In the quest to enhance crop nutritional quality and combat global micronutrient deficiencies, a recent study published in *Scientific Reports* offers promising insights. Researchers, led by Rahman Farzadifar from the Department of Horticultural Science at Yas.C., Islamic Azad University, investigated the effects of foliar biofortification with selenium (Se) and iodine (I) on Ocimum basilicum L., commonly known as basil. The findings suggest that strategic application of these micronutrients could significantly boost the nutritional profile of basil, with potential ripple effects across the agriculture sector.
The study employed a factorial randomized complete block design, testing various combinations of selenium (as Na₂SeO₄) and iodine (as KI) on basil plants. The most effective treatment, identified as Se3-I0.4 (3 mg/L Se + 0.4 µM I), resulted in a 91% increase in leaf iodine content and a notable rise in selenium content. “The combined application of selenium and iodine not only enhanced the micronutrient profile but also improved the plant’s antioxidant capacity,” Farzadifar explained.

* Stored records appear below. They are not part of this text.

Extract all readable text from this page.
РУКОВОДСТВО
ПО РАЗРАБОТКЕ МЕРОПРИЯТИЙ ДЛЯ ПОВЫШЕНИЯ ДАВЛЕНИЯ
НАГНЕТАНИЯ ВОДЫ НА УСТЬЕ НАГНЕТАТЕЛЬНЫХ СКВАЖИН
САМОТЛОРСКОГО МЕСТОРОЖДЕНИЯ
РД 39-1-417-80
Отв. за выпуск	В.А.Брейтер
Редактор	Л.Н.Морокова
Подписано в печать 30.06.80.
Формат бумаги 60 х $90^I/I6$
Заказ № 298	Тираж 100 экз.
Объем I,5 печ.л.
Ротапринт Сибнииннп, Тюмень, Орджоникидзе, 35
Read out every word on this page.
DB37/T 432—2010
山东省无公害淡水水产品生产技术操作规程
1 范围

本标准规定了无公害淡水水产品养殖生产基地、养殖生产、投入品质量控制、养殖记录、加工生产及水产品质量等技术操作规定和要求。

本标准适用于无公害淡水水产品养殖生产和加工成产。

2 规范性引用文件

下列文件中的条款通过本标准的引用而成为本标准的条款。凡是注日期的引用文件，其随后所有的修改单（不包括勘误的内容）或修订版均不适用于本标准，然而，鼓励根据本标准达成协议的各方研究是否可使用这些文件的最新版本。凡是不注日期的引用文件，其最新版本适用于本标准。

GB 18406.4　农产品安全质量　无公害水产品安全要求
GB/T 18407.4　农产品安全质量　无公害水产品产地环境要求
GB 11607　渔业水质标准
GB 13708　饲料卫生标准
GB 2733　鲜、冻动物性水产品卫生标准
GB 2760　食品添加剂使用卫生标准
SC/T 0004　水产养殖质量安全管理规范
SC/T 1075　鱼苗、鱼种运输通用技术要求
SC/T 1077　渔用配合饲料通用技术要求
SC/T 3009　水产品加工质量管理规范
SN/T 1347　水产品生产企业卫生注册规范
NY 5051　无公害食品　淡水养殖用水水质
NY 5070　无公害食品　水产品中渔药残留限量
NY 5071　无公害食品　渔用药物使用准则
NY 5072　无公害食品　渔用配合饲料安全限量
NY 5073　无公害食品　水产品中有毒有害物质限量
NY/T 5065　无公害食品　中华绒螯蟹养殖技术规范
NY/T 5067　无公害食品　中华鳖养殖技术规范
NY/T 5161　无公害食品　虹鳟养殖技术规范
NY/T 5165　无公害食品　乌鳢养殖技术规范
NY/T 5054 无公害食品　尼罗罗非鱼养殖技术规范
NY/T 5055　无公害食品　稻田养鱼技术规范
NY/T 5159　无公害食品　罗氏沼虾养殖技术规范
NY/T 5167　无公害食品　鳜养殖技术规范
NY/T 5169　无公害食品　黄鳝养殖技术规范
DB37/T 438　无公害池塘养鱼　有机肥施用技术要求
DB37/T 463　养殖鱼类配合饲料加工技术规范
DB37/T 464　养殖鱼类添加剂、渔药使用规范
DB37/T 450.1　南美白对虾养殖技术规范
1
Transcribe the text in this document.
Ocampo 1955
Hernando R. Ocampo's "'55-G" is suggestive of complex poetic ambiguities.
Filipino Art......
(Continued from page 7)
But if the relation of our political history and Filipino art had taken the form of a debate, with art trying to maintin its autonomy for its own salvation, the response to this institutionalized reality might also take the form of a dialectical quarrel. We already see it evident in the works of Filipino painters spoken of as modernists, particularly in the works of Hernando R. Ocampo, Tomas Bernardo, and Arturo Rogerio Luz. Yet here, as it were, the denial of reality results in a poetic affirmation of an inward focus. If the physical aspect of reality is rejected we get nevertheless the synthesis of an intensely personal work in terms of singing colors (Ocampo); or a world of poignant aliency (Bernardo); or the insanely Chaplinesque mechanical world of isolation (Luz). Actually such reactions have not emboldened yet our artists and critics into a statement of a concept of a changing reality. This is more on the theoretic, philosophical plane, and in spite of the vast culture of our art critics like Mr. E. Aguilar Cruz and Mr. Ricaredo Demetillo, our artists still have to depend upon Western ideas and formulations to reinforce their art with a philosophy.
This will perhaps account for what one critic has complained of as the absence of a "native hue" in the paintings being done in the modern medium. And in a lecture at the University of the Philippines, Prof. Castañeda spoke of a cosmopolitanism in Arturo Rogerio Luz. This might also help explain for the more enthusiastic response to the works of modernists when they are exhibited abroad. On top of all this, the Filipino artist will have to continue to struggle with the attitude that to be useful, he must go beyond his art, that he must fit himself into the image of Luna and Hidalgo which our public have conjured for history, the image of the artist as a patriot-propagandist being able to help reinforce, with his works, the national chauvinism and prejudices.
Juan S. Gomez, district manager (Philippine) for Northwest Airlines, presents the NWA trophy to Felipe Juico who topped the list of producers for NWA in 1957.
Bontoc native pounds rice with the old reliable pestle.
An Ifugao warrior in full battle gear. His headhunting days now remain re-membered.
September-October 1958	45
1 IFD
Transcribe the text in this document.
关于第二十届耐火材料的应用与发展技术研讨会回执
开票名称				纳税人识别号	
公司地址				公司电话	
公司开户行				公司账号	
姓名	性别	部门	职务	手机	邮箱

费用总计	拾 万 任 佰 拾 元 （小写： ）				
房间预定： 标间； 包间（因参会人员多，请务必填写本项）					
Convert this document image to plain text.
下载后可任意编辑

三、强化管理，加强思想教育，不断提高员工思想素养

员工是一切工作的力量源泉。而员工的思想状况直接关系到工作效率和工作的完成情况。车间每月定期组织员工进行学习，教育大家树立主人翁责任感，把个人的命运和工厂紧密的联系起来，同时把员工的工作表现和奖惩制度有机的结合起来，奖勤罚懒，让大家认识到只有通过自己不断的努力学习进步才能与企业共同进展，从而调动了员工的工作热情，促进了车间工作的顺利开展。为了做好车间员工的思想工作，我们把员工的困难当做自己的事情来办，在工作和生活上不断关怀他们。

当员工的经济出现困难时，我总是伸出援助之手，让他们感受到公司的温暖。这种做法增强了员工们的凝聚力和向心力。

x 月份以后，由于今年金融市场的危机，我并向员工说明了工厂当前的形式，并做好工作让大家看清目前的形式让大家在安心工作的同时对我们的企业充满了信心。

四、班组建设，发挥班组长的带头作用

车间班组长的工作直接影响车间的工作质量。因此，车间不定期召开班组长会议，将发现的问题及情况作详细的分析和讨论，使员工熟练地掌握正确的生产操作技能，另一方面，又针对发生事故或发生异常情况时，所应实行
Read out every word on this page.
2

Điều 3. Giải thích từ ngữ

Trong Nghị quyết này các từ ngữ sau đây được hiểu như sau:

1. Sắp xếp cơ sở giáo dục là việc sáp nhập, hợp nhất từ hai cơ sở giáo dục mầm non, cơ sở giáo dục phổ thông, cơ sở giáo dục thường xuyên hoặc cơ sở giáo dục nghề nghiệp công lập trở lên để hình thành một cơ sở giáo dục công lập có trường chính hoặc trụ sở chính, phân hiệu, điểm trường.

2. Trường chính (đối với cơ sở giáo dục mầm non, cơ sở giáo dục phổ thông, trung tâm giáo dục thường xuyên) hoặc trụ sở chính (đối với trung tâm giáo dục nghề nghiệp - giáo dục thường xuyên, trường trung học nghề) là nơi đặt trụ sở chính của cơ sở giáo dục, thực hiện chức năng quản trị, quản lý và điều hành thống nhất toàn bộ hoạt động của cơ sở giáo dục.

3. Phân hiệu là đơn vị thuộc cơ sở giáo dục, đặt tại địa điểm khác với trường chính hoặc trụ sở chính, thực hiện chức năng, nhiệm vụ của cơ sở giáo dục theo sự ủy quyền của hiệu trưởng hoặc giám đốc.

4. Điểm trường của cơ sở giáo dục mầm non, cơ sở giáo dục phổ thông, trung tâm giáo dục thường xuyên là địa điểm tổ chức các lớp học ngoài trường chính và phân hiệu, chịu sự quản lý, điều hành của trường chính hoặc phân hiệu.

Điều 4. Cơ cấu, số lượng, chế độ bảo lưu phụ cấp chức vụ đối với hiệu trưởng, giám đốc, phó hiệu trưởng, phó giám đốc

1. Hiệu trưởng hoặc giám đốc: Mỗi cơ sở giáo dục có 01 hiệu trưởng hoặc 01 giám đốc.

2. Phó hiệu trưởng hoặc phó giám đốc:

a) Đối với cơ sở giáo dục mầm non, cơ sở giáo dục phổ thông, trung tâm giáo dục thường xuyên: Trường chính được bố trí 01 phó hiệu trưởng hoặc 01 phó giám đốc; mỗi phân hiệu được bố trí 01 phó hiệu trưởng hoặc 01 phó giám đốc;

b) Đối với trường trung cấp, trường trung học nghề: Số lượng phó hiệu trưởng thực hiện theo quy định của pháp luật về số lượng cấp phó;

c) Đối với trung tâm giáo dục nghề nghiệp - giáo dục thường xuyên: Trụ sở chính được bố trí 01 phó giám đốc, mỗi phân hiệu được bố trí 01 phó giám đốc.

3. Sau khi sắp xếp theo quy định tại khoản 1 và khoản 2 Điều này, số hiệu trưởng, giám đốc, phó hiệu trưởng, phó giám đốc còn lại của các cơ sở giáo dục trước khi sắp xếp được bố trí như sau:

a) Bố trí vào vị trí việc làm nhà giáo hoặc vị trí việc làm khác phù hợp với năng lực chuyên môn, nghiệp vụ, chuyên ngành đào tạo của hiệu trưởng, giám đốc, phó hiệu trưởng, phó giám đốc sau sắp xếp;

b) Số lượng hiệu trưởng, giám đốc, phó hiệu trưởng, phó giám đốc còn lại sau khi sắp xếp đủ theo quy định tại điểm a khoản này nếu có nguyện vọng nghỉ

The research revealed significant increases in chlorophyll a (∼40%), chlorophyll b (∼43%), and carotenoids (∼195%), which are crucial for plant health and human nutrition. Additionally, the activity of antioxidant enzymes like superoxide dismutase and ascorbate peroxidase saw a marked improvement. This enhancement in antioxidant properties could make basil a more attractive crop for health-conscious consumers and the functional food industry.
One of the most intriguing findings was the alteration in the essential oil profile of basil. The treatment increased the concentration of linalool, a desirable aroma compound, by ∼58%, while decreasing less favorable compounds like 1,8-cineole and eugenol. This could have significant implications for the culinary and aromatic industries, where the quality and composition of essential oils are paramount.
From a commercial perspective, the study highlights the potential for farmers to adopt foliar biofortification techniques to enhance the nutritional and market value of their crops. “This approach could open new avenues for farmers to produce high-value crops that meet the growing demand for nutrient-dense foods,” Farzadifar noted. The findings could also drive innovation in agricultural practices, encouraging the development of new biofortification strategies and products tailored to specific crops and market needs.
The research not only underscores the importance of micronutrient biofortification but also paves the way for future studies exploring the synergistic effects of different micronutrients on various crops. As the global population continues to grow, the need for nutrient-rich foods becomes increasingly critical. This study offers a glimpse into how advanced agricultural techniques can help meet these challenges, shaping the future of sustainable and nutritious food production.